Another reason for the delay in liver transplants is that Children's Hospital 2 has not yet approved the transplant plan, according to Dr. Pham Ngoc Thach, deputy director of the hospital. The two operating rooms for organ transplants over the past 18 years have also been the brain and heart surgery rooms. Each time an organ transplant is performed, the brain and heart surgeries must be postponed for a week, except in emergency cases. While waiting for brain and heart surgeries, children can also experience complications and die. "This is terrible," said Dr. Thach.
The hospital has implemented an organ transplant project, building two more standard operating rooms specifically for this surgery. Only when the project is approved will the operating room be used, and brain tumor and heart surgeries will not be affected. It is expected that the Ho Chi Minh City Department of Health will evaluate it at the end of this month, after which the project will be sent to the Department of Medical Examination and Treatment Management, Ministry of Health.

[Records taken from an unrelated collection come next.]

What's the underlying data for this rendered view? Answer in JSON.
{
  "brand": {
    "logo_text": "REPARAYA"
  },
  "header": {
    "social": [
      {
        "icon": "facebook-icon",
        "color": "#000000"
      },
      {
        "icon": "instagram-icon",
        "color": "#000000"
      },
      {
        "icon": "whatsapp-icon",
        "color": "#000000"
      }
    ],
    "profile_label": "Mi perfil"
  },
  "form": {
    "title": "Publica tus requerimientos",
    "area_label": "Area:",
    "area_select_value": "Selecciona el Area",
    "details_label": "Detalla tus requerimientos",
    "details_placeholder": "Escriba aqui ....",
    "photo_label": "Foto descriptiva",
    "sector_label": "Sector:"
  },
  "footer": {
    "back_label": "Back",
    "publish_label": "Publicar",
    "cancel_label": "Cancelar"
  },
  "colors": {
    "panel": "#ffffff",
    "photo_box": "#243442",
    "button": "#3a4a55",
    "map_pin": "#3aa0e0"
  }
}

If the project is approved, Children's Hospital 2 will take the initiative to take livers from adults and transplant them into children. The hospital can transplant three children a month instead of only one case as before.
"We are consulting on three pairs of liver transplants. It is expected that in the next 1-2 weeks, the liver transplants will be performed for the children right in the new operating room with the most modern standards," said Dr. Thach. During this time, the transplant patients will still be closely monitored, treated with combined internal medicine, and transferred to other hospitals when necessary.
Children's Hospital 2 is rebuilding the pediatric organ transplant project to submit to the Ministry of Health for review. A representative of the Ho Chi Minh City Department of Health said that the hospital's Board of Directors is required to comply with regulations but not interrupt liver transplants for children with transplant indications.
Specifically, with the spirit of close coordination and mutual support between hospitals under the Ministry of Health in the city and the city hospitals, Children's Hospital 2 continues to perform organ transplant procedures with the support of organ transplant specialists from the University of Medicine and Pharmacy Hospital and Cho Ray Hospital. Doctors from these two hospitals will support Children's Hospital 2 in terms of organ donations from adults. Doctors at Children's Hospital 2 still perform liver and kidney transplant procedures for children as they have done for more than 10 years.
According to the plan, in June, Children's Hospital 2 will continue to perform a new liver transplant with the support and coordination of the University of Medicine and Pharmacy Hospital in Ho Chi Minh City. Representatives of the Ho Chi Minh City Department of Health also stated that one of the difficulties in organ transplants is the scarcity of donated organs for children. With the current situation, doctors hope that there will soon be adjustments in the law to facilitate the organ transplant process, and that organs can be directly taken from brain-dead children.
Ms. Lan Anh's daughter at Children's Hospital 2 after Tet. Photo: Provided by the character
In 2005, the first liver transplant at Children's Hospital 2 was successfully performed in collaboration with a professor from Saint Luc University, Belgium. Liver transplants are performed regularly 1-2 times a year, with a total of 13 cases performed in 15 years. Children's Hospital 2 is the only pediatric unit in the Southern region to perform liver, kidney and stem cell transplants for children since 2004. The hospital's organ transplant center just started construction in 2022 and is expected to be completed in 2025.